Finalmente, el pasillo de los quesos era mi mejor momento porque en Gastronómica San Juan tienen una manera de vender que, juzgue usted mismo pacientísimo lector: así nomás pararse por ahí, le ofrecen a uno hasta una docena de probaditas de quesos mientras el encargado explica las cualidades y el origen de cada variedad. El cacciocavallo, con su sabor inicialmente dulce y luego picante, y los diferentes quesos de untar, elaborados con leche de cabra y frutos secos, eran nuestros preferidos. No obstante, lo mejor llegaba cuando para acompañar la degustación, también por cortesía de la casa, nos ofrecían un vaso de vino de la mejor calidad. ¡Eso era vida!

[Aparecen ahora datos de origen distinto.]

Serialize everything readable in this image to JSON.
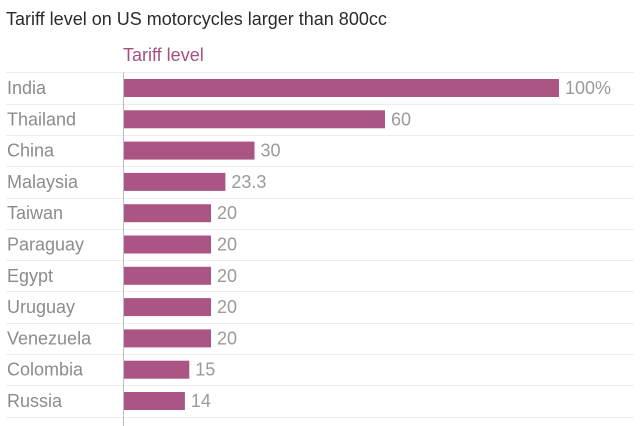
{
  "chart_data": {
    "type": "bar",
    "orientation": "horizontal",
    "title": "Tariff level on US motorcycles larger than 800cc",
    "series_name": "Tariff level",
    "categories": [
      "India",
      "Thailand",
      "China",
      "Malaysia",
      "Taiwan",
      "Paraguay",
      "Egypt",
      "Uruguay",
      "Venezuela",
      "Colombia",
      "Russia"
    ],
    "values": [
      100,
      60,
      30,
      23.3,
      20,
      20,
      20,
      20,
      20,
      15,
      14
    ],
    "value_labels": [
      "100%",
      "60",
      "30",
      "23.3",
      "20",
      "20",
      "20",
      "20",
      "20",
      "15",
      "14"
    ],
    "xlim": [
      0,
      100
    ],
    "grid": true,
    "bar_color": "#ab5585"
  }
}
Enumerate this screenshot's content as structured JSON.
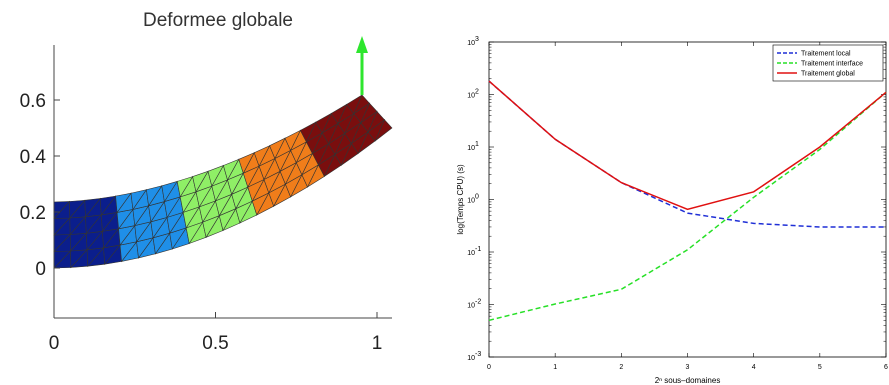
{
  "chart_data": [
    {
      "type": "mesh",
      "title": "Deformee globale",
      "xlabel": "",
      "ylabel": "",
      "xlim": [
        -0.02,
        1.05
      ],
      "ylim": [
        -0.17,
        0.67
      ],
      "xticks": [
        0,
        0.5,
        1
      ],
      "xtick_labels": [
        "0",
        "0.5",
        "1"
      ],
      "yticks": [
        0,
        0.2,
        0.4,
        0.6
      ],
      "ytick_labels": [
        "0",
        "0.2",
        "0.4",
        "0.6"
      ],
      "colors": [
        "#0b1e8c",
        "#1f8fe8",
        "#8fef66",
        "#f07d1a",
        "#7a0e0e"
      ],
      "arrow_color": "#2ee62e",
      "grid": false
    },
    {
      "type": "line",
      "title": "",
      "xlabel": "2ⁿ sous–domaines",
      "ylabel": "log(Temps CPU) (s)",
      "x": [
        0,
        1,
        2,
        3,
        4,
        5,
        6
      ],
      "xlim": [
        0,
        6
      ],
      "ylim_exp": [
        -3,
        3
      ],
      "yscale": "log",
      "xtick_labels": [
        "0",
        "1",
        "2",
        "3",
        "4",
        "5",
        "6"
      ],
      "ytick_labels": [
        "10-3",
        "10-2",
        "10-1",
        "100",
        "101",
        "102",
        "103"
      ],
      "legend_position": "top-right",
      "series": [
        {
          "name": "Traitement local",
          "color": "#1f2fd6",
          "style": "dashed",
          "values": [
            180,
            14,
            2.1,
            0.55,
            0.35,
            0.3,
            0.3
          ]
        },
        {
          "name": "Traitement interface",
          "color": "#27e027",
          "style": "dashed",
          "values": [
            0.005,
            0.0102,
            0.0195,
            0.11,
            1.1,
            9,
            110
          ]
        },
        {
          "name": "Traitement global",
          "color": "#e01010",
          "style": "solid",
          "values": [
            180,
            14,
            2.1,
            0.65,
            1.4,
            10,
            110
          ]
        }
      ]
    }
  ]
}
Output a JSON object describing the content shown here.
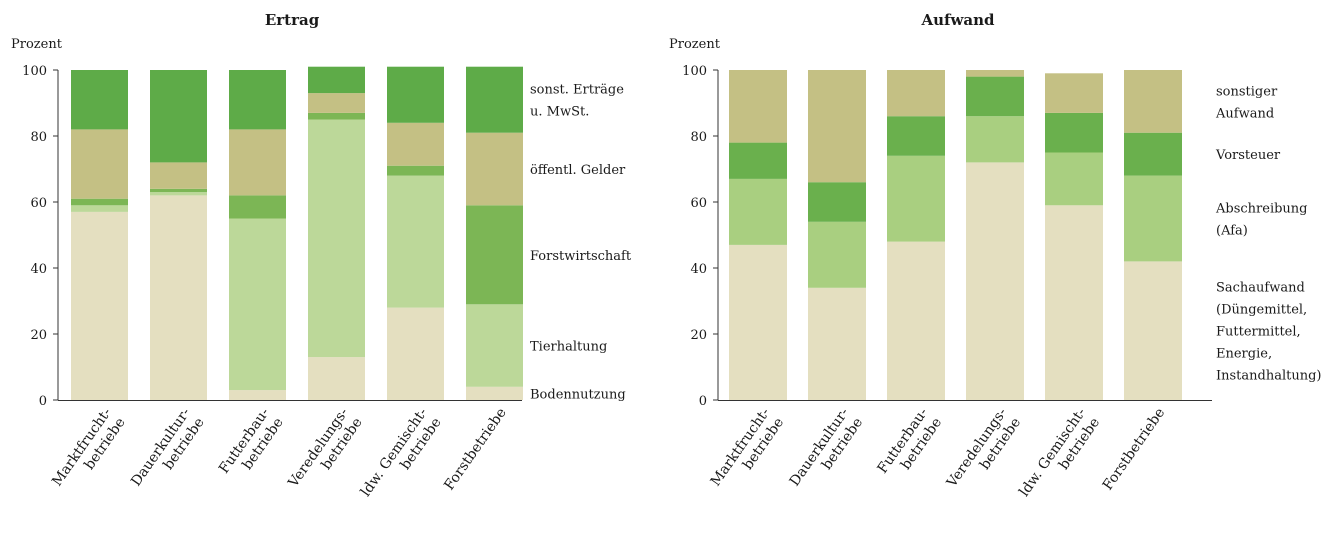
{
  "chart_data": [
    {
      "type": "bar",
      "stacked": true,
      "title": "Ertrag",
      "ylabel": "Prozent",
      "ylim": [
        0,
        100
      ],
      "yticks": [
        "0",
        "20",
        "40",
        "60",
        "80",
        "100"
      ],
      "grid": false,
      "legend_position": "right",
      "categories": [
        [
          "Marktfrucht-",
          "betriebe"
        ],
        [
          "Dauerkultur-",
          "betriebe"
        ],
        [
          "Futterbau-",
          "betriebe"
        ],
        [
          "Veredelungs-",
          "betriebe"
        ],
        [
          "ldw. Gemischt-",
          "betriebe"
        ],
        [
          "Forstbetriebe"
        ]
      ],
      "series": [
        {
          "name": "Bodennutzung",
          "legend_lines": [
            "Bodennutzung"
          ],
          "color": "#e4dfc0",
          "values": [
            57,
            62,
            3,
            13,
            28,
            4
          ]
        },
        {
          "name": "Tierhaltung",
          "legend_lines": [
            "Tierhaltung"
          ],
          "color": "#bcd899",
          "values": [
            2,
            1,
            52,
            72,
            40,
            25
          ]
        },
        {
          "name": "Forstwirtschaft",
          "legend_lines": [
            "Forstwirtschaft"
          ],
          "color": "#7cb655",
          "values": [
            2,
            1,
            7,
            2,
            3,
            30
          ]
        },
        {
          "name": "öffentl. Gelder",
          "legend_lines": [
            "öffentl. Gelder"
          ],
          "color": "#c4c084",
          "values": [
            21,
            8,
            20,
            6,
            13,
            22
          ]
        },
        {
          "name": "sonst. Erträge u. MwSt.",
          "legend_lines": [
            "sonst. Erträge",
            "u. MwSt."
          ],
          "color": "#5eab48",
          "values": [
            18,
            28,
            18,
            8,
            17,
            20
          ]
        }
      ]
    },
    {
      "type": "bar",
      "stacked": true,
      "title": "Aufwand",
      "ylabel": "Prozent",
      "ylim": [
        0,
        100
      ],
      "yticks": [
        "0",
        "20",
        "40",
        "60",
        "80",
        "100"
      ],
      "grid": false,
      "legend_position": "right",
      "categories": [
        [
          "Marktfrucht-",
          "betriebe"
        ],
        [
          "Dauerkultur-",
          "betriebe"
        ],
        [
          "Futterbau-",
          "betriebe"
        ],
        [
          "Veredelungs-",
          "betriebe"
        ],
        [
          "ldw. Gemischt-",
          "betriebe"
        ],
        [
          "Forstbetriebe"
        ]
      ],
      "series": [
        {
          "name": "Sachaufwand (Düngemittel, Futtermittel, Energie, Instandhaltung)",
          "legend_lines": [
            "Sachaufwand",
            "(Düngemittel,",
            "Futtermittel,",
            "Energie,",
            "Instandhaltung)"
          ],
          "color": "#e4dfc0",
          "values": [
            47,
            34,
            48,
            72,
            59,
            42
          ]
        },
        {
          "name": "Abschreibung (Afa)",
          "legend_lines": [
            "Abschreibung",
            "(Afa)"
          ],
          "color": "#a9cf80",
          "values": [
            20,
            20,
            26,
            14,
            16,
            26
          ]
        },
        {
          "name": "Vorsteuer",
          "legend_lines": [
            "Vorsteuer"
          ],
          "color": "#6ab04d",
          "values": [
            11,
            12,
            12,
            12,
            12,
            13
          ]
        },
        {
          "name": "sonstiger Aufwand",
          "legend_lines": [
            "sonstiger",
            "Aufwand"
          ],
          "color": "#c4c084",
          "values": [
            22,
            34,
            14,
            2,
            12,
            19
          ]
        }
      ]
    }
  ]
}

Infravida era llegar a casa y comenzar la preparación.

Mientras mi Querubín se atrincheraba frente al televisor a espera la charola, con una anticipación de las delicias que habíamos comprado, yo debía poner todo a punto para que el chef se luciera al día siguiente: macerar el pollo en jugo de naranja, los mariscos en vino blanco y preparar a fuego lento un fondo muy bien especiado. Todo debía quedar a punto para que mi Querubín -que atravesaba por entonces su momento más protagónico- cocinara siguiendo las instrucciones que yo le daba discretamente: ahora el caldo, ahora el arroz, ahora el azafrán… mientras los comensales atacaban los fiambres cantando mal pero nutrido: ¡Y a mi me gusta el pim-piririn, pin pin, de la botella el pan-paran-pan-pan! y celebraban calurosamente al cocinero que se pavoneaba en su impecable delantal.

Entre aplausos y reiteraciones de amistad, las comilonas se prolongaban hasta bien entrada la noche, y cuando finalmente los invitados se despedían felicitándome por la suerte de tener tan gran chef en casa; mi Querubín, agotado, se arrojaba a la cama mientras yo me las arreglaba con manteles sucios y los montones de basura maloliente que dejan los crustáceos; lo que se dice el trabajo sucio. ¡Ni modo! El que nace pa´maceta, no pasa del corredor.